Spätestens mit 50 sollte man einmal das Lipoprotein(a), kurz Lp(a), messen lassen. Das Lp(a) ist ein Blutfett, dessen Höhe nicht von der Ernährung abhängt und auch nicht durch Bewegung beeinflusst werden kann – es wird von den Genen bestimmt. Das Problem: Es scheint eine frühzeitige Atherosklerose, also eine Gefäßverengung, und damit auch Herzinfarkte zu begünstigen. Leider gibt es bislang noch keine Therapie für diese Fettstoffwechselstörung. „Umso wichtiger ist es bei einer Erhöhung dieses Werts, die anderen Risikofaktoren wie Blutdruck oder das LDL-Cholesterin so gut wie möglich einzustellen, um einen Herzinfarkt zu verhindern“, sagt Prof. Baldus.

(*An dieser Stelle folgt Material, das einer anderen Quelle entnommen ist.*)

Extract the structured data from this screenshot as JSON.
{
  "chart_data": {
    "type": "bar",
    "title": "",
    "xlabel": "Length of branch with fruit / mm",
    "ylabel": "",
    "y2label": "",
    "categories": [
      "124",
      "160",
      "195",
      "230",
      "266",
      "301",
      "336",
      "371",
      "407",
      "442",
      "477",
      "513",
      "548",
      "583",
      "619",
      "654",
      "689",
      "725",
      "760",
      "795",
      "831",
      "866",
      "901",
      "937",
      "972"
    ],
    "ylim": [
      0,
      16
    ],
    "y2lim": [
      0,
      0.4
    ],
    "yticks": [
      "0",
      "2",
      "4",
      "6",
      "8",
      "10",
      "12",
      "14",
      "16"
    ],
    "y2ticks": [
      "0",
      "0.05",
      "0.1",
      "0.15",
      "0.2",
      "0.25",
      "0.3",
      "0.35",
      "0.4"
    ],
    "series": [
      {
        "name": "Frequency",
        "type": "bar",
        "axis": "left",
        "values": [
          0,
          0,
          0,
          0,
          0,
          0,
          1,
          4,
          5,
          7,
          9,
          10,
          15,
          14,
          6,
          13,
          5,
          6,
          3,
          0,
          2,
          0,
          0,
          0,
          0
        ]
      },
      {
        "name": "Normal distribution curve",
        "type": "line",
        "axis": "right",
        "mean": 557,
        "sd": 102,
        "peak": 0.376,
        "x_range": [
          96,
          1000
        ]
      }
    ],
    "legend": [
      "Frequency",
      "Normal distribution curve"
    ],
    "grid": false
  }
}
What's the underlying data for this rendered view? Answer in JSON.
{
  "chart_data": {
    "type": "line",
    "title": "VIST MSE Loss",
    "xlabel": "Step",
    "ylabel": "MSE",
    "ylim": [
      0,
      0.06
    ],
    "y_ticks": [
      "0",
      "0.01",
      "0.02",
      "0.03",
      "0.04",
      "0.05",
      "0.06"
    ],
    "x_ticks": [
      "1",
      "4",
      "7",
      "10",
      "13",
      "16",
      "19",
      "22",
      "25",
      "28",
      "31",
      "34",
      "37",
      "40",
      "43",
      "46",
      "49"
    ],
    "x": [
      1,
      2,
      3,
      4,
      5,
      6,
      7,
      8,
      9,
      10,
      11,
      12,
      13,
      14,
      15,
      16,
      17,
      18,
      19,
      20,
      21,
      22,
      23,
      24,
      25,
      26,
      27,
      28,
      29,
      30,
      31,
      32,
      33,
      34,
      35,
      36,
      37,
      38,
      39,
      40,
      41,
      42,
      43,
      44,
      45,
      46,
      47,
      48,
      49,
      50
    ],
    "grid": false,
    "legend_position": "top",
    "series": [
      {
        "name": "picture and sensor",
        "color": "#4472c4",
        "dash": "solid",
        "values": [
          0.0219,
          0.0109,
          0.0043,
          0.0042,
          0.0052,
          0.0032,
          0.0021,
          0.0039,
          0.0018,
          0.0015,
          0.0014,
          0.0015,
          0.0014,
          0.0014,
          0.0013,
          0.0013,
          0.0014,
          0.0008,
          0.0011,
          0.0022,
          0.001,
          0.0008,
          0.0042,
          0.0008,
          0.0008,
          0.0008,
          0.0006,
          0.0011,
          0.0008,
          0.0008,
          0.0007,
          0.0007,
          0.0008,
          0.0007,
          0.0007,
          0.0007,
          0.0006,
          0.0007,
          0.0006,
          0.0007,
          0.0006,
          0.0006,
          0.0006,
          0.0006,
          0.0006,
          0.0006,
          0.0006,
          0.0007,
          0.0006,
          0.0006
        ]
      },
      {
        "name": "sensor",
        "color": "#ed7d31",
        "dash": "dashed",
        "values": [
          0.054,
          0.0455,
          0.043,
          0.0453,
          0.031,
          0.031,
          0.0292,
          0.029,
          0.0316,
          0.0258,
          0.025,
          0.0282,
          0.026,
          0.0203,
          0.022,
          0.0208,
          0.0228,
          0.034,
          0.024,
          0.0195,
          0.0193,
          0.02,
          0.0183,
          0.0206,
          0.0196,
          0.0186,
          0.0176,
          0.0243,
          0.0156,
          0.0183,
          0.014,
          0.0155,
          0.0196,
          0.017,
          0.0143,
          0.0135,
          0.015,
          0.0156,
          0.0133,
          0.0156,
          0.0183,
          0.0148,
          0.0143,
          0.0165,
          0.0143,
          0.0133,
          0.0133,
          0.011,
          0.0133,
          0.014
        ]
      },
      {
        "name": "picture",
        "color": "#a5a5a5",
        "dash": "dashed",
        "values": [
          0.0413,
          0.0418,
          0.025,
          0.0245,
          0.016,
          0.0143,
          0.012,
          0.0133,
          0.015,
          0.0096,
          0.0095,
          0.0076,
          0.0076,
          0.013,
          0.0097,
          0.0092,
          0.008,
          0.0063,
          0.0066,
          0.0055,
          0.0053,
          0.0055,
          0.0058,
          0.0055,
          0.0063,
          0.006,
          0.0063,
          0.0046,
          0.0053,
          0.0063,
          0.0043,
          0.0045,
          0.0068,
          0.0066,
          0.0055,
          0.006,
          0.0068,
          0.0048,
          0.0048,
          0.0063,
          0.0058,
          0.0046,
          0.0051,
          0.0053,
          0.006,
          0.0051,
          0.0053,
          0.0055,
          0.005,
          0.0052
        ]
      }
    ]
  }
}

Diabetes gehört neben dem Übergewicht, Rauchen, Bewegungsarmut und Hypercholesterinämie zu den fünf größten Risikofaktoren für das Herz. Patientinnen und Patienten mit Diabetes entwickeln zum Beispiel doppelt bis fünfmal so häufig eine Herzschwäche. Hohe Blutzuckerwerte führen zu Entzündungen in den Gefäßen. Wenn sie abheilen, lassen sie zerstörtes Gewebe zurück. Die Folge: Die Gefäße sind weniger elastisch, die Durchblutung ist gestört, es kommt eher zu Verstopfungen – damit steigt die Gefahr für Schlaganfälle und Herzinfarkte. „Daher würde ich auch den Zuckerwert regelmäßig bestimmen lassen“, sagt Prof. Baldus. „Es schützt das Herz, wenn eine Diabetes-Erkrankung frühzeitig erkannt und therapiert wird.“
Häufig wird auch eine Herzschwäche sehr spät erkannt. Dabei ist eine frühe Diagnose wichtig: „Eine Behandlung im Frühstadium dieser Krankheit ist besonders effektiv und kann die Lebensqualität und Lebenserwartung der Betroffenen deutlich verbessern“, sagt Prof. Baldus. „Untersuchungen zeigen, dass bei einer Herzschwäche, die noch keine Symptome zeigt, der sogenannte NT-proBNP-Wert erhöht sein kann“, sagt Prof. Baldus. Das NT-proBNP ist ein Eiweißstoff, der im Herz gebildet wird und unter anderem an der Regulierung des Blutdrucks beteiligt ist. „Gerade laufen Untersuchungen, die zeigen sollen, dass beispielsweise Bluthochdruckerkrankte oder Diabetiker ab 50 davon profitieren, wenn dieser Wert einmal bestimmt wird – um eine bislang nicht klinisch offensichtliche Form der Herzschwäche frühzeitig zu erkennen“, sagt Prof. Baldus. „Das Ziel ist, die Herzschwäche so früh zu behandeln, dass sie nicht zu einer relevanten Erkrankung wird.“
Die Nationale Herz-Allianz setzt sich für eine bessere Versorgung der Patientinnen und Patienten und für innovative Forschung ein. Eines ihrer Ziele ist die Etablierung von Früherkennungsprogrammen. Deshalb hat sie verschiedene Pilotprojekte gestartet, die zur Senkung der Sterblichkeit durch Herz-Kreislauf-Erkrankungen beitragen sollen. Unter anderem soll der Nutzen eines frühen Screenings auf familiäre Hypercholesterinämie im Kindesalter nachgewiesen werden.